The 77-year-old artist’s ‘Messages from the Atlantic Passage’ at Aspinwall House is based on records on 300 years of slavery from the 16th century. The work has five fishing nets, filled with glass bottles containing traces of earth and suspended from the ceiling. Each of the 2,000-odd bottles is inscribed with a slave’s name.
Ms. Williamson, who was born in England and migrated to Cape Town in 1948, said the work was inspired by voyages undertaken by slave ships from Africa to the Americas in the 19th century.
The five nets hang atop a wooden base that is inscribed with the details of the journey, including chilling lists of headcount at departure and arrival.
Sue’s second work is more recent. ‘One Hundred and Nineteen Deeds of Sale’ is a result of her visit to Kochi last year, when she was struck by the similarities in the colonial histories of Kochi and Cape Town. In South Africa, she found transaction records from the Cape Town Deeds Office that account the 17th century enslavement of Indians, many of them Keralites, who were bought to Africa by the Dutch East India Company.

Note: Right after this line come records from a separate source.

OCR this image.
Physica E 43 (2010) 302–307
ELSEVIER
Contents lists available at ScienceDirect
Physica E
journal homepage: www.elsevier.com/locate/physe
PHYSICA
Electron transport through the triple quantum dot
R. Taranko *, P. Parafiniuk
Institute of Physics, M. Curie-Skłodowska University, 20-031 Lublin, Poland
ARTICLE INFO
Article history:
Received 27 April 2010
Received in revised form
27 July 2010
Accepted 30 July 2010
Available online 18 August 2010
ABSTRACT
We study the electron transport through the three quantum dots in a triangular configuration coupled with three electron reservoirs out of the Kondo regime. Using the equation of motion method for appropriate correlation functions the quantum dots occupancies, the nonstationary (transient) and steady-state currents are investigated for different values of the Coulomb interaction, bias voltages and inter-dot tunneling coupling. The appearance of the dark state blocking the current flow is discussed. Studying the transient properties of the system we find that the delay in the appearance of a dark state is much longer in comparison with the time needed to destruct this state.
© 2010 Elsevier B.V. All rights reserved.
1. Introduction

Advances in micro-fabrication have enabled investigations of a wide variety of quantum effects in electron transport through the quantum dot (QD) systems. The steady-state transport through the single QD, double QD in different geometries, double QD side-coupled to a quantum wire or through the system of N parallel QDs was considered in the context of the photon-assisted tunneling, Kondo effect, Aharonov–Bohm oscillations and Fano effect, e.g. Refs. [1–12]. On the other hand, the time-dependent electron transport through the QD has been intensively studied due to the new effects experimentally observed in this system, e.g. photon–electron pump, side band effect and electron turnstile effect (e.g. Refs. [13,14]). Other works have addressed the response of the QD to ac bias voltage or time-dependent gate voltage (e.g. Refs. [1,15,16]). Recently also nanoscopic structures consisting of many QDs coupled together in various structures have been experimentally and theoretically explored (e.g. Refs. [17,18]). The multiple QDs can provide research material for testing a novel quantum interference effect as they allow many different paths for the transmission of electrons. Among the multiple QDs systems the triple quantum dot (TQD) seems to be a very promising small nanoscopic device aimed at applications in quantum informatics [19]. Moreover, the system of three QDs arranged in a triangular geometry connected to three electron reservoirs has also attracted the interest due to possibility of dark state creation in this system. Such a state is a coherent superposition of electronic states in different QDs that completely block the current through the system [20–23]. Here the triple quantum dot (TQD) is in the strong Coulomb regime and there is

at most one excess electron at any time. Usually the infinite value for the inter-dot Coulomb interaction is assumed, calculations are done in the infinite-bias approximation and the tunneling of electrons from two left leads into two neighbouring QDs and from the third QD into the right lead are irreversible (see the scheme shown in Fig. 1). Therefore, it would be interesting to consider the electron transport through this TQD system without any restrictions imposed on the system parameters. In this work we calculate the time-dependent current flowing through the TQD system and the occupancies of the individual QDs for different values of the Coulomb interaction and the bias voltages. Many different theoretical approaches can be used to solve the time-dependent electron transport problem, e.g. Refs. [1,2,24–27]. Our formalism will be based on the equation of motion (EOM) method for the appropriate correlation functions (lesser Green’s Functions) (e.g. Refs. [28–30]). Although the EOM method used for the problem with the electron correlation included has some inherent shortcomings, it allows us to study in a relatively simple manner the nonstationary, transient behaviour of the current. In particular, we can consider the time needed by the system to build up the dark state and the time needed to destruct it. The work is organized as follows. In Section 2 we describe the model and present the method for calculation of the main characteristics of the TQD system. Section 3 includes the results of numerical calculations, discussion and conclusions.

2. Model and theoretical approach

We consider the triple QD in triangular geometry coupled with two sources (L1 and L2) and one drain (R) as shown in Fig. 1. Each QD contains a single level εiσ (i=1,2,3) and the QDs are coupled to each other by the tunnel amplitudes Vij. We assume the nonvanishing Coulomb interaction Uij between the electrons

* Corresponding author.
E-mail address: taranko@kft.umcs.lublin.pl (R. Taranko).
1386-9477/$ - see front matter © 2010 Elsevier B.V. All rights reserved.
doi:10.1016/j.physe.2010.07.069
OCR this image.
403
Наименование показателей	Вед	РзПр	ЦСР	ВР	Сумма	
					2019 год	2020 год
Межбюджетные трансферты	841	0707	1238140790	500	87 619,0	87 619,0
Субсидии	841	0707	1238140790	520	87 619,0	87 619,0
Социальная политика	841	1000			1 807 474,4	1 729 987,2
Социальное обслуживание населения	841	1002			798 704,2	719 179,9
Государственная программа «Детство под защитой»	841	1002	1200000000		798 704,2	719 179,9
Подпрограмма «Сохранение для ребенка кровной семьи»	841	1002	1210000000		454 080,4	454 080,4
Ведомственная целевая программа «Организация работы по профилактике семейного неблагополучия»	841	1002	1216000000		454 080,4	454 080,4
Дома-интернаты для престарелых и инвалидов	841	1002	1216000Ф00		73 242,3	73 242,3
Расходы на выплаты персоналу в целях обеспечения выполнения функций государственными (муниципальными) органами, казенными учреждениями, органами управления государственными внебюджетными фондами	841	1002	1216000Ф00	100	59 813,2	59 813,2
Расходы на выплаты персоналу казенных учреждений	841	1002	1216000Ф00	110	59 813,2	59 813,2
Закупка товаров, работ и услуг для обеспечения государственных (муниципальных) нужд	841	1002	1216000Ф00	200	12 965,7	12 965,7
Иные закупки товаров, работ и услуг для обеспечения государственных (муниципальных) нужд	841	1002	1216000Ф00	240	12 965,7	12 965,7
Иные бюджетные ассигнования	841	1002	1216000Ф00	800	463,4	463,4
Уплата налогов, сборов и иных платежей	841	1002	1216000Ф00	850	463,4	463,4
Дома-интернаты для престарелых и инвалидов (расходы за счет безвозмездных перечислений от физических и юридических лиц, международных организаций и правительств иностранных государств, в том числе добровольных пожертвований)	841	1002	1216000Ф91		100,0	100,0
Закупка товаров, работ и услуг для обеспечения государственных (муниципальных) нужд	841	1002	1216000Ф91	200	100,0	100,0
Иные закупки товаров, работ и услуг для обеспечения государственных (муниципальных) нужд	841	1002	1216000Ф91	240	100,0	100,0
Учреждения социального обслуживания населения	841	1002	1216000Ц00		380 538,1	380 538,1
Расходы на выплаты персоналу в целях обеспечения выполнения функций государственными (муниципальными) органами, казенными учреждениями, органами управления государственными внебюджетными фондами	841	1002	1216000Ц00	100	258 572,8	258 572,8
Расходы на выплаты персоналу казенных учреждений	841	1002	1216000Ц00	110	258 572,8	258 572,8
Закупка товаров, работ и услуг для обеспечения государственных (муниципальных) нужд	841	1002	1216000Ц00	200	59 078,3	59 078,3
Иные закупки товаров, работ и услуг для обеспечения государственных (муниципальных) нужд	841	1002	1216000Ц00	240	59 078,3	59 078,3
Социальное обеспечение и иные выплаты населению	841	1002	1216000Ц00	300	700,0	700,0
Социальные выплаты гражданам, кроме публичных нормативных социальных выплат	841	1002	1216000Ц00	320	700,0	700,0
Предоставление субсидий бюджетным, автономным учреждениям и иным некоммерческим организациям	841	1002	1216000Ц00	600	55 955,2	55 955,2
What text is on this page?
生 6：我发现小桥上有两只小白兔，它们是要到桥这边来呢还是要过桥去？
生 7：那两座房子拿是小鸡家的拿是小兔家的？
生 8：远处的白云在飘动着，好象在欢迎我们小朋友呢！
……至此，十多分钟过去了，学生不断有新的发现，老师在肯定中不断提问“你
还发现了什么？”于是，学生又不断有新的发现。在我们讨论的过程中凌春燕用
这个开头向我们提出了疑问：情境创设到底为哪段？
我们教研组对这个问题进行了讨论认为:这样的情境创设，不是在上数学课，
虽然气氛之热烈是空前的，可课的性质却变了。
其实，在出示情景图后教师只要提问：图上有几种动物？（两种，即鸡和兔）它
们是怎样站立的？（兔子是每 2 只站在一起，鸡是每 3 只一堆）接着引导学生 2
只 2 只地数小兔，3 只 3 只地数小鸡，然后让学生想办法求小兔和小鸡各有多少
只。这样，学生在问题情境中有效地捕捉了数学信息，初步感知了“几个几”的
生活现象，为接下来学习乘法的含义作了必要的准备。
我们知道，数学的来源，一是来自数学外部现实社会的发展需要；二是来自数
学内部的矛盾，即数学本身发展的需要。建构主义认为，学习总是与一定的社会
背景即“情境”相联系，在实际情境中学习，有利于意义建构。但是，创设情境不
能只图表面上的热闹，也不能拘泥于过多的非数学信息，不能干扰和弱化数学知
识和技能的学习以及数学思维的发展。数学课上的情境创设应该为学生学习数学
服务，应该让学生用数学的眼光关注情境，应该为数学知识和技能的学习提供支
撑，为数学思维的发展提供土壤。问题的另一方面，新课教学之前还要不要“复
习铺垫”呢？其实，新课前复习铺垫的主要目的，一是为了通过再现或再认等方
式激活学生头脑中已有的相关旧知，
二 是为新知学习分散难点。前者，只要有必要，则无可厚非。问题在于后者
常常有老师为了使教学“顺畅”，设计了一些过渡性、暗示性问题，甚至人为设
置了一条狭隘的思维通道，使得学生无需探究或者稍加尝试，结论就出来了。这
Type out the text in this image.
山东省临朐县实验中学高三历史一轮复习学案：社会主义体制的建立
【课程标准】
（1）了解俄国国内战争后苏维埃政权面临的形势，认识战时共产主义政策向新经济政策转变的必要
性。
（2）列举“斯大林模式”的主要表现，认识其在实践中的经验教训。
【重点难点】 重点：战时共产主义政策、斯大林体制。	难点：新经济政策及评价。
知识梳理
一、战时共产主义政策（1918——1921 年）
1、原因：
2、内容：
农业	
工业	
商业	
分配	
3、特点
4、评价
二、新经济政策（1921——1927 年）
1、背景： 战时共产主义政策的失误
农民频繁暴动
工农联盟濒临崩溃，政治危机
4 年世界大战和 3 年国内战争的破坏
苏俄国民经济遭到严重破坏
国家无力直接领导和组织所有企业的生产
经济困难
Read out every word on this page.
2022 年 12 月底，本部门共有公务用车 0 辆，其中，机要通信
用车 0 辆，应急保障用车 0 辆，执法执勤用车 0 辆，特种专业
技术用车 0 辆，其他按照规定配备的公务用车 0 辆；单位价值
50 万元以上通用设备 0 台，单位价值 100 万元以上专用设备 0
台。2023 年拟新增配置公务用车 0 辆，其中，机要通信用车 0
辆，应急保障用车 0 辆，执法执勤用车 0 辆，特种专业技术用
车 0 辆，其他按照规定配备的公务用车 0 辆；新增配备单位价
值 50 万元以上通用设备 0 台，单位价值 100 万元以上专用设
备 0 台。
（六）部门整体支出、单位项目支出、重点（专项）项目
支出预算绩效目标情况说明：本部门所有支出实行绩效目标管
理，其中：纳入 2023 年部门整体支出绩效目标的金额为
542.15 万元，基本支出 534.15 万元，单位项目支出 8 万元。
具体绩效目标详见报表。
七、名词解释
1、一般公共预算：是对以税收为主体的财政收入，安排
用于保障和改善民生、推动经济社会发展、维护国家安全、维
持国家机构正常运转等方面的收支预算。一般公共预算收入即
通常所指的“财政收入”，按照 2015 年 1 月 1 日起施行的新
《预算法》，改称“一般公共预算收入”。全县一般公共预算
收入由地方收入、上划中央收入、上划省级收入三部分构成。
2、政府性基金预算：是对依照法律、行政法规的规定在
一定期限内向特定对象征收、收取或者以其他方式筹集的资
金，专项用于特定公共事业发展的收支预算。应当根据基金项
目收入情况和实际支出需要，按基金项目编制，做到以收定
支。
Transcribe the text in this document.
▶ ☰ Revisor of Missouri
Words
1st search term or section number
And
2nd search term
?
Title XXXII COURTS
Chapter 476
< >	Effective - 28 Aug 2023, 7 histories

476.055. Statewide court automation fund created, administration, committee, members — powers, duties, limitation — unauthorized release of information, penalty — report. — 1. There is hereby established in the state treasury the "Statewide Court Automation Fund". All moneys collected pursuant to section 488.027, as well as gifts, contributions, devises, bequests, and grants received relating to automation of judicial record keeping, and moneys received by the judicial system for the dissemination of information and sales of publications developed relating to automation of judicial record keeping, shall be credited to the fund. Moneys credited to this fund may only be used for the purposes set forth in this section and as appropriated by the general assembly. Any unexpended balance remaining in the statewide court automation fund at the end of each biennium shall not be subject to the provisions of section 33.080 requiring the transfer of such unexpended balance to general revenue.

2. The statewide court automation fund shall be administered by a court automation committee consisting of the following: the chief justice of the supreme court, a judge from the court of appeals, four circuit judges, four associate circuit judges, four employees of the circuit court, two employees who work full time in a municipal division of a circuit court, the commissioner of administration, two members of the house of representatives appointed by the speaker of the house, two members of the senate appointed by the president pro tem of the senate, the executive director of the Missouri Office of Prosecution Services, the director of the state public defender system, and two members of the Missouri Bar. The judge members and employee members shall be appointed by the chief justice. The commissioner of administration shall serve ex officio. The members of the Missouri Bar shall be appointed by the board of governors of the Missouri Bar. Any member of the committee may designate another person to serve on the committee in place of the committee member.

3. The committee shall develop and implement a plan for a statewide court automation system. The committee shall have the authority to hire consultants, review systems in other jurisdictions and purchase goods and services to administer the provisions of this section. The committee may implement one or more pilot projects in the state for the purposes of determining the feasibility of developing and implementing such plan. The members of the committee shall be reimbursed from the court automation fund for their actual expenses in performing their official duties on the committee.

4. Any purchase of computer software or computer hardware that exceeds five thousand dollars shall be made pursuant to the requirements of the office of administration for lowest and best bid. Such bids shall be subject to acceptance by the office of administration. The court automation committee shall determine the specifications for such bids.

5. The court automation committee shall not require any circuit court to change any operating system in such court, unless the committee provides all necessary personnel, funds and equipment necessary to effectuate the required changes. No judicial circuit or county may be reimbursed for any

Williamson sourced shirts worn by the working class and wrote on them the names given to the slaves by their masters and other details. She then dipped the T-shirts in the muddy water around the Cape Town Castle, a site of enslavement, to symbolise the slaves’ struggle. During Biennale, the garments are washed at a public laundry frequented by Dutch officers in the colonial era and hung out to dry at the Aspinwall House here.
“It is like an act of memorialisation,” the artist said.